Understanding the relationship of BHAG with IIH in patients with PT is of the upmost clinical interest as IIH is a serious and debilitating condition associated with PT. Specifically, the role of imaging to identify venous anatomy variants in patients with both PT and IIH can hold significant value in diagnosing these conditions. Prior work has demonstrated that venous sinus stenosis is the most sensitive MR imaging finding in patients with IIH, occurring in 94% [5]. This reported sensitivity is higher than previous work, possibly due to continued improvements in MRI technique, which will lead to increased recognition and characterization of BHAG. While not all patients with IIH will present with PT, prior studies have demonstrated that sigmoid sinus wall dehiscence can be correlated with PT in IIH patients [18]. Our results build upon these prior studies and suggest that the presence of BHAG may increase the specificity of diagnosing IIH. Future work will continue to clarify the relationship between IIH and BHAG in the PT population.

Pathologic flow patterns in the dural venous sinuses play an important role in the pathogenesis of venous PT [19]. Prior studies have implicated hemodynamics as the causal mechanism of PT in conditions including venous stenoses, sigmoid diverticula, and high riding jugular bulb using computational fluid dynamic, 4D MR velocimetry, and patient-specific 3D printed models [19,20,21,22,23,24,25]. Future studies employing these techniques may clarify the venous flow dynamics in PT patients with BHAG and further quantify the role that BHAG play in altering intracranial venous drainage.
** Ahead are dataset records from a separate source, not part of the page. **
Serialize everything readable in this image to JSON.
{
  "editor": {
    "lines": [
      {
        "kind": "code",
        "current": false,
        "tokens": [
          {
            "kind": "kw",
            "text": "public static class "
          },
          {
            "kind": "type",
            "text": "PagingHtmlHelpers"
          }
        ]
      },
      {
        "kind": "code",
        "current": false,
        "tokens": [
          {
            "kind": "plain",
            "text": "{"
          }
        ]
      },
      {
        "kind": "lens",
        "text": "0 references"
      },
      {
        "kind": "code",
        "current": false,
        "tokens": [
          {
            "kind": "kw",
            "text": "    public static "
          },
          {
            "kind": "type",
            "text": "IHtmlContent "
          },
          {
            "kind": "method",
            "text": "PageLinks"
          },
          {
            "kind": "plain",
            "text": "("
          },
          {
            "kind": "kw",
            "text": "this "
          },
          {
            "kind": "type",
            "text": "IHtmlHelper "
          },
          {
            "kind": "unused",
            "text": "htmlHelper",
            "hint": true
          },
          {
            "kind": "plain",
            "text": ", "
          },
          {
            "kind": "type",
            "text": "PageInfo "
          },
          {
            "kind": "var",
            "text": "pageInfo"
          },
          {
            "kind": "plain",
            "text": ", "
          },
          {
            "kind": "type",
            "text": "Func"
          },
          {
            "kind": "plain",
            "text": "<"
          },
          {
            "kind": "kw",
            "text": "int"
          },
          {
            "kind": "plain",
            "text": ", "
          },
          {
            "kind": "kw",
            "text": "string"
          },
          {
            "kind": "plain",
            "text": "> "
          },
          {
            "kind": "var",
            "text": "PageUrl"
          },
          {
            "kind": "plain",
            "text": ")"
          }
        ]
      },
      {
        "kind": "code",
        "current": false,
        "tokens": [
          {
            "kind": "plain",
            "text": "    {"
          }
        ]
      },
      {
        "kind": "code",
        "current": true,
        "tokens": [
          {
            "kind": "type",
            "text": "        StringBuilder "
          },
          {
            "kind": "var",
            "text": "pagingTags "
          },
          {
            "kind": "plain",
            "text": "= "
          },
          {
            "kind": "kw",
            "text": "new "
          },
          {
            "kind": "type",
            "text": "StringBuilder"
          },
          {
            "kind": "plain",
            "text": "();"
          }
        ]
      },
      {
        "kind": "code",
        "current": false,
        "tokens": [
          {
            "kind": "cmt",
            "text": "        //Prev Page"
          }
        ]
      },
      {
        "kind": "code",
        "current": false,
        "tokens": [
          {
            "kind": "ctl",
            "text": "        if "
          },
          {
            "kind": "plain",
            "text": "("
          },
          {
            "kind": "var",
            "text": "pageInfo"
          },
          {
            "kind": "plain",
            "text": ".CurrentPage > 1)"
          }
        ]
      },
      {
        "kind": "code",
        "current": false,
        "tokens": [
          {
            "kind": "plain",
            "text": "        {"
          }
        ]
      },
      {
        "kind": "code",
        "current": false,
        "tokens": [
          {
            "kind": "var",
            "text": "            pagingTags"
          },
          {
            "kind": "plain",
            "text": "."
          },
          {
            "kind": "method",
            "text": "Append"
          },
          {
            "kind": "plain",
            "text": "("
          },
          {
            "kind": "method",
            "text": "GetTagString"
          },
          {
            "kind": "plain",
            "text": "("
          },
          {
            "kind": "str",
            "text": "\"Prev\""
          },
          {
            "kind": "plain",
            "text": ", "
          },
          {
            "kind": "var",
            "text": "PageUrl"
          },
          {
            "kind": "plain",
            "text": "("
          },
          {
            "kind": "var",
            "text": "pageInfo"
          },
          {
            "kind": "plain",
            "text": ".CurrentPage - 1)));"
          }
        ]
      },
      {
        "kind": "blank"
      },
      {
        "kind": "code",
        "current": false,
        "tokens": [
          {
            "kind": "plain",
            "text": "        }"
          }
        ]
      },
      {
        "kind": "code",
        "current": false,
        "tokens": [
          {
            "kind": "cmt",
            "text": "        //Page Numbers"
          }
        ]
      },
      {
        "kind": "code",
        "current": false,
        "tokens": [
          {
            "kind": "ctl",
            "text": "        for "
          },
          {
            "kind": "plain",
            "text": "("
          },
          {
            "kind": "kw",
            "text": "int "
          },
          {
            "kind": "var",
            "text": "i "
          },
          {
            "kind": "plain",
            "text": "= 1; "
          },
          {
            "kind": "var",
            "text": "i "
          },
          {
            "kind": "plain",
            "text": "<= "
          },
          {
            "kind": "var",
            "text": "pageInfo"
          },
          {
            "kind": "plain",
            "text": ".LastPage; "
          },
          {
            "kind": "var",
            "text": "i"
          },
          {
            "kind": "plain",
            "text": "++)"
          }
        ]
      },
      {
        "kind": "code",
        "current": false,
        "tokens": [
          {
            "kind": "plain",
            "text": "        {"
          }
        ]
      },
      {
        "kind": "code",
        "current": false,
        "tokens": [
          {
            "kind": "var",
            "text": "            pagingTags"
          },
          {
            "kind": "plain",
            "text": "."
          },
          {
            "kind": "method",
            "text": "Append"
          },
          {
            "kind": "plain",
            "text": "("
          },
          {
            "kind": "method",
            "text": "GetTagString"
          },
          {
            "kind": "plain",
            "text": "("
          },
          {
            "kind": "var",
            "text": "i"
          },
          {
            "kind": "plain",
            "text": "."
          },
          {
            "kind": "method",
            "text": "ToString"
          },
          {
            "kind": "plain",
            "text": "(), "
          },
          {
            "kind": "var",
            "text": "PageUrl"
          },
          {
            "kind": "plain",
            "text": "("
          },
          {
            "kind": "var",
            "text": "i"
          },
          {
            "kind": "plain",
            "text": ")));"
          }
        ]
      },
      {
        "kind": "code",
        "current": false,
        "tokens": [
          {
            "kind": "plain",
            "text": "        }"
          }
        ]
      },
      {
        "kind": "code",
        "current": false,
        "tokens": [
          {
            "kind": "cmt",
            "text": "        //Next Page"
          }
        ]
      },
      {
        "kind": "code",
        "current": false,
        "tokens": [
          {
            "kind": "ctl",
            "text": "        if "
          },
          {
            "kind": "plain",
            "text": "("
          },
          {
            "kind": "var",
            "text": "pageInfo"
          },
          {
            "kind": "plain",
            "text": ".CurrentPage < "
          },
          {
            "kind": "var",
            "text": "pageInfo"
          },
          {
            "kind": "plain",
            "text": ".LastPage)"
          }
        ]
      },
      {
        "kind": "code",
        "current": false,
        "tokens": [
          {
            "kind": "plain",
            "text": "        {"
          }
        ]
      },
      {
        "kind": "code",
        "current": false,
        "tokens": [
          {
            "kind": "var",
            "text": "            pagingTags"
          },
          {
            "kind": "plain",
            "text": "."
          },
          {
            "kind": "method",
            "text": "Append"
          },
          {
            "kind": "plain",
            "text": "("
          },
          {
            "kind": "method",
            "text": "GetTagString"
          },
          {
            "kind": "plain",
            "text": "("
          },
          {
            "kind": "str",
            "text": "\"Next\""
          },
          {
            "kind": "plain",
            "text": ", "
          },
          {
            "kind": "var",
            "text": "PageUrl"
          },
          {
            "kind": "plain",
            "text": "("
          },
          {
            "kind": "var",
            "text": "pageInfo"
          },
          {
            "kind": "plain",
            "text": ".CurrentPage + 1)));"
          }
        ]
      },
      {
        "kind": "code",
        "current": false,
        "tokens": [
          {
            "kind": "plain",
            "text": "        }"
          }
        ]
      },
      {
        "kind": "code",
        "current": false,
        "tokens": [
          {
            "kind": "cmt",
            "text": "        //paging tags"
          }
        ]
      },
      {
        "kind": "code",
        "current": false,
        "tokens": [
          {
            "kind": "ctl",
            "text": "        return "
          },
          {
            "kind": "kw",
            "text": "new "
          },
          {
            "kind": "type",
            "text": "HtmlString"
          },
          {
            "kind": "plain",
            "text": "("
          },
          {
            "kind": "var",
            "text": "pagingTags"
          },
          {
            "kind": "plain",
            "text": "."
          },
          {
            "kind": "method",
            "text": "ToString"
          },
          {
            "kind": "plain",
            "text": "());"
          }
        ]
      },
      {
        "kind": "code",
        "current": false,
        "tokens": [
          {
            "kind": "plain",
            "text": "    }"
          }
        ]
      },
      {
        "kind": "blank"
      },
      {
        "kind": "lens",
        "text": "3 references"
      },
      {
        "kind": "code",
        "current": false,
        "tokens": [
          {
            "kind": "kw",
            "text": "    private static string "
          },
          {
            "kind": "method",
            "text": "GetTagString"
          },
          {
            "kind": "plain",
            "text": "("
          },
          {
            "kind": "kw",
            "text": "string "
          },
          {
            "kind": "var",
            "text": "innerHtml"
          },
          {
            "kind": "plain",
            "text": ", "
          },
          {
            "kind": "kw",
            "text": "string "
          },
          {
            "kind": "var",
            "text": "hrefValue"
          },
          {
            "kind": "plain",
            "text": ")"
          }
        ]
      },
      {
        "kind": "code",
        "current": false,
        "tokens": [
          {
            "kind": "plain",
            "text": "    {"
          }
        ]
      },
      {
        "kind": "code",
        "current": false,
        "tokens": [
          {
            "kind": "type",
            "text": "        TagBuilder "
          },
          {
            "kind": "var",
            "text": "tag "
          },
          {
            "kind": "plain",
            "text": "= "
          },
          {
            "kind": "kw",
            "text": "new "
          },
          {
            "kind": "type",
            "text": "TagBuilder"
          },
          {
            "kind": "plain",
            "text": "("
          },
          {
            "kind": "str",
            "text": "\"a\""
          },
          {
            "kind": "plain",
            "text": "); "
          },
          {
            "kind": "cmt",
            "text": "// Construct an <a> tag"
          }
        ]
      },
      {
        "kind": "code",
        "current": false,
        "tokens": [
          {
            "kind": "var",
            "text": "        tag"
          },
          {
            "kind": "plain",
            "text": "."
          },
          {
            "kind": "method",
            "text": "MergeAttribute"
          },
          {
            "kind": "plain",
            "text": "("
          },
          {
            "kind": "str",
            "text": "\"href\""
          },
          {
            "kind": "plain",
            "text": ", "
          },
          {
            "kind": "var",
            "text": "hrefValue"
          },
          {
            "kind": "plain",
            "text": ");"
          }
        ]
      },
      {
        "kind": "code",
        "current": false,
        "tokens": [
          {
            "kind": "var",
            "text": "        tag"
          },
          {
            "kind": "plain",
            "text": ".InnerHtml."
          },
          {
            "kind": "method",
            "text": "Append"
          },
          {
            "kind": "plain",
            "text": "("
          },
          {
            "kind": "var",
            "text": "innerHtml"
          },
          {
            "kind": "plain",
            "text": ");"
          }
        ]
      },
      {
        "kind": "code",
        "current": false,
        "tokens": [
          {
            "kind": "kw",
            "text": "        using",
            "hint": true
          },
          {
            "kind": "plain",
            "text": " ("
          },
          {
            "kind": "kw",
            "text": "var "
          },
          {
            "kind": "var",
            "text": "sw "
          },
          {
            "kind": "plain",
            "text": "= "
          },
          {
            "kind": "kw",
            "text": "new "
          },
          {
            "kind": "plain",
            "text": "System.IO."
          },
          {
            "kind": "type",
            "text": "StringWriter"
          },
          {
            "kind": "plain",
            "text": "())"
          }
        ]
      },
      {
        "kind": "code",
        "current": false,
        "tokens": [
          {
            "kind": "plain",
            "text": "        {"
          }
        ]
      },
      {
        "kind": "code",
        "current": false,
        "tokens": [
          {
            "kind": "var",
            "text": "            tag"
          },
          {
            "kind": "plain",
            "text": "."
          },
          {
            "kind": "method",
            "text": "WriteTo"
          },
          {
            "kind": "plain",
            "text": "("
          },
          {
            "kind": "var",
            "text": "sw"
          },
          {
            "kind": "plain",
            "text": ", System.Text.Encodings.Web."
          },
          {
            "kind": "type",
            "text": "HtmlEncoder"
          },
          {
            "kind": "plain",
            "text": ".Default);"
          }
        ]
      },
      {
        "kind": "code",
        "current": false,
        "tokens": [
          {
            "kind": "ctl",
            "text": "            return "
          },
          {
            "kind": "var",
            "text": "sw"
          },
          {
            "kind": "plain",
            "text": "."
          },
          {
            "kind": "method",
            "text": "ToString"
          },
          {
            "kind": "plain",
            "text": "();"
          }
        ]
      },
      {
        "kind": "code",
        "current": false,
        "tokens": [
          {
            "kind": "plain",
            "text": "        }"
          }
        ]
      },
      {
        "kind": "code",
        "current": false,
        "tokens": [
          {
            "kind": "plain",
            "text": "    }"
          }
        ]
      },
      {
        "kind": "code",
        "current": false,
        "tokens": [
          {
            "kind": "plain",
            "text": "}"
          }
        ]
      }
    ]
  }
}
Arachnoid granulations without associated BHAG have also been associated with IIH and have been implicated as a compensatory mechanism [26]. In these cases, treatment of the underlying IIH with weight loss and medical therapy followed by CSF diversion is most appropriate [27, 28], although venous sinus stenting (VSS) has successfully been used to treat stenotic arachnoid granulations [29].

VSS across an encephalocele has been shown to be safe and feasible [29]. Our current results corroborate this treatment efficacy, with patients demonstrating improvement or resolution of IIH and PT symptoms. Furthermore, a significant component of these patients improved with medical management alone, highlighting the efficacy of non-invasive treatment despite symptomatic stenoses with BHAG. Given the significant correlation of IIH with BHAG in PT patients, future work should analyze stenting of sinuses with BHAG compared to medical management of IIH and its efficacy in resolving PT.

Several limitations of this study merit additional discussion. First, as a retrospective study, from a single quaternary-referral center, these results may not extend to the general population. Although our institution has significant experience with these lesions, we did not investigate the diagnostic test characteristics for BHAG detection on MRI nor did we evaluate inter-radiologist agreement. Given the often-subtle appearance of BHAG, these questions will be important to address in future work. Finally, this retrospective study design is potentially affected by confirmation bias as the study neuroradiologist evaluated the presence of BHAG and neuroimaging features of IIH during a single imaging review. However, the final determination of IIH was independently adjudicated using clinical criteria.

Conclusion

BHAG are an underrecognized entity and are prevalent in patients with PT. The presence of BHAG is strongly associated with IIH, therefore, these lesions are an important neuroimaging finding which should prompt expedited clinical workup. Future work is needed to clarify the mechanistic relationship underlying this association.